Now we will find the area bounded by g(x) and x= 1 and x= 0.
==> G(x) = intg g(x)
= intg x^3 dx
= x^4/4 + C
==>A2 = G(1) - G(0) = 1/4 - 0 = 1/4.
Then the area between f(x) and g(x) is:
A = A1 - A2 = 1/3 - 1/4 = (4-3)/12 = 1/12
Then, the area is (1/12) square units.
First, we'll find the intersection of the given graphs. We'll put:
y =x^2 and y = x^3
x^2 = x^3
We'll subtract x^2 both sides:
0 = x^3 - x^2
We'll use the symmetric property and we'll factorize by x^2:
x^2(x - 1 ) = 0
We'll put x^2 = 0
x1 = x2 = 0
x - 1 = 0
x3 = 1
So, the intercepting points of the 2 graphs are x = 0 and x = 1.
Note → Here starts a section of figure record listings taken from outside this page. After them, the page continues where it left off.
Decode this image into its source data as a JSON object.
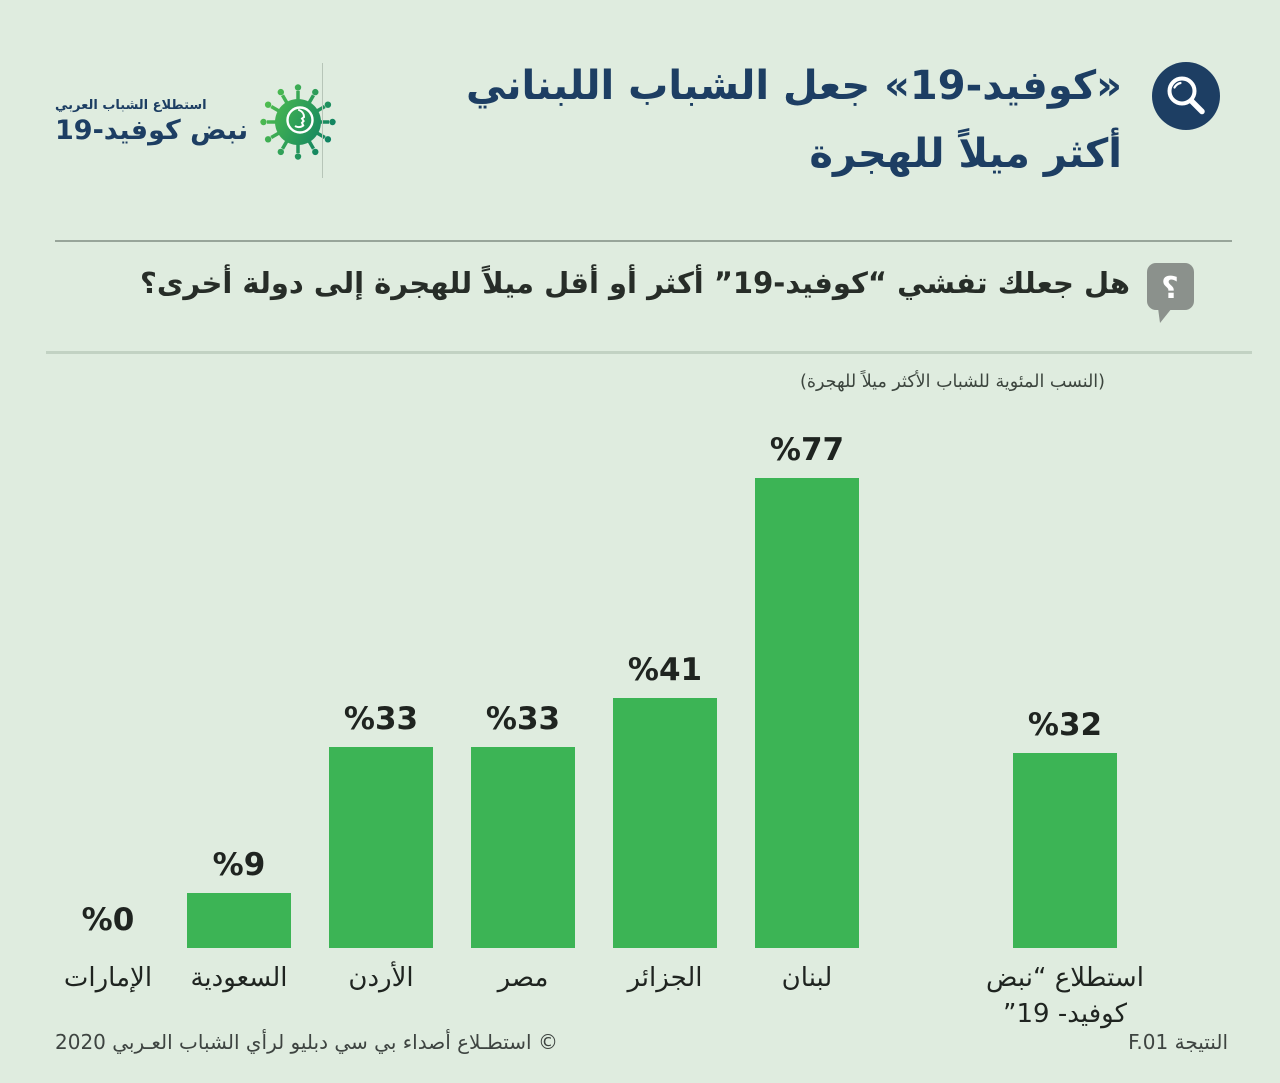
{
  "header": {
    "logo": {
      "line1": "استطلاع الشباب العربي",
      "line2": "نبض كوفيد-19",
      "icon": "virus-icon"
    },
    "title_line1": "«كوفيد-19» جعل الشباب اللبناني",
    "title_line2": "أكثر ميلاً للهجرة",
    "title_icon": "magnifier-icon"
  },
  "question": {
    "icon": "question-bubble-icon",
    "icon_glyph": "؟",
    "text": "هل جعلك تفشي “كوفيد-19” أكثر أو أقل ميلاً للهجرة إلى دولة أخرى؟"
  },
  "chart_data": {
    "type": "bar",
    "subtitle": "(النسب المئوية للشباب الأكثر ميلاً للهجرة)",
    "unit": "%",
    "ylim": [
      0,
      77
    ],
    "grid": false,
    "legend": false,
    "bar_color": "#3cb455",
    "bars": [
      {
        "label": "الإمارات",
        "value": 0,
        "value_label": "%0"
      },
      {
        "label": "السعودية",
        "value": 9,
        "value_label": "%9"
      },
      {
        "label": "الأردن",
        "value": 33,
        "value_label": "%33"
      },
      {
        "label": "مصر",
        "value": 33,
        "value_label": "%33"
      },
      {
        "label": "الجزائر",
        "value": 41,
        "value_label": "%41"
      },
      {
        "label": "لبنان",
        "value": 77,
        "value_label": "%77"
      },
      {
        "label": "استطلاع “نبض كوفيد- 19”",
        "label_line1": "استطلاع “نبض",
        "label_line2": "كوفيد- 19”",
        "value": 32,
        "value_label": "%32"
      }
    ]
  },
  "footer": {
    "copyright": "© استطـلاع أصداء بي سي دبليو لرأي الشباب العـربي 2020",
    "result_label": "النتيجة F.01"
  },
  "colors": {
    "background": "#dfecdf",
    "bar": "#3cb455",
    "navy": "#1d3e63",
    "text_dark": "#1f2420",
    "icon_gray": "#8b918c"
  }
}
We'll check what function is larger over the range [0,1].
Now, we can calculate the area bounded by the 2 graphs using Leibniz Newton formula:
Int (x^3 - x^2)dx = F(1) - F(0)
We'll use the additivity of integrals:
Int (x^3 - x^2)dx = Int x^3dx - Intx^2dx
Int (x^2 - x^3)dx = x^3/3 - x^4/4
F(1) = 1/3 - 1/4
F(0) = 0
The area bounded by f(x) and g(x) is:
A = 1/3 - 1/4
A = 1/12 square units
To find the area bounded by the graphs of the following functions : f(x)=x^2, g(x)=x^3.
Let us first find the points where f(x) = y = x^2 and g(x)= y = x^3 intersect.
At tthe inersection y coordinates are equal. So x^2=x^3.
x^2-x^3 = 0. So x^2(1-x).
Therefore x = 0 and 1-x = 0. Or x= 1.
So the point of intersections are at x= 0 and x= 1.
Thefore the area under f(x) from x= 0 to x =1 is calculated now:
The area A of the function f(x) between x = a and x = b is given by:
A = F(b)-F(a), where F(x) = Int(x)dx.
Int f(x) dx = Int x^2 dx.
F(x) = (1/3)x^3.
Therefore Area = F(b) -F(a) = (1/3) (1^3-0^3) = 1/3.
Similarly area under g(x) is given by:
B = G(b)-G(a) , where G(x) = Int g(x) dx.
G(x) = Int x^3 dx = (1/4)x^4.
B = G(1)- G(0) = (1/4) (1^4-0^4) = 1/4.
Therefore the area enclosed betweeen f(x) and g(x) = |A-B| = (1/3-1/4) = 1/12 sq units.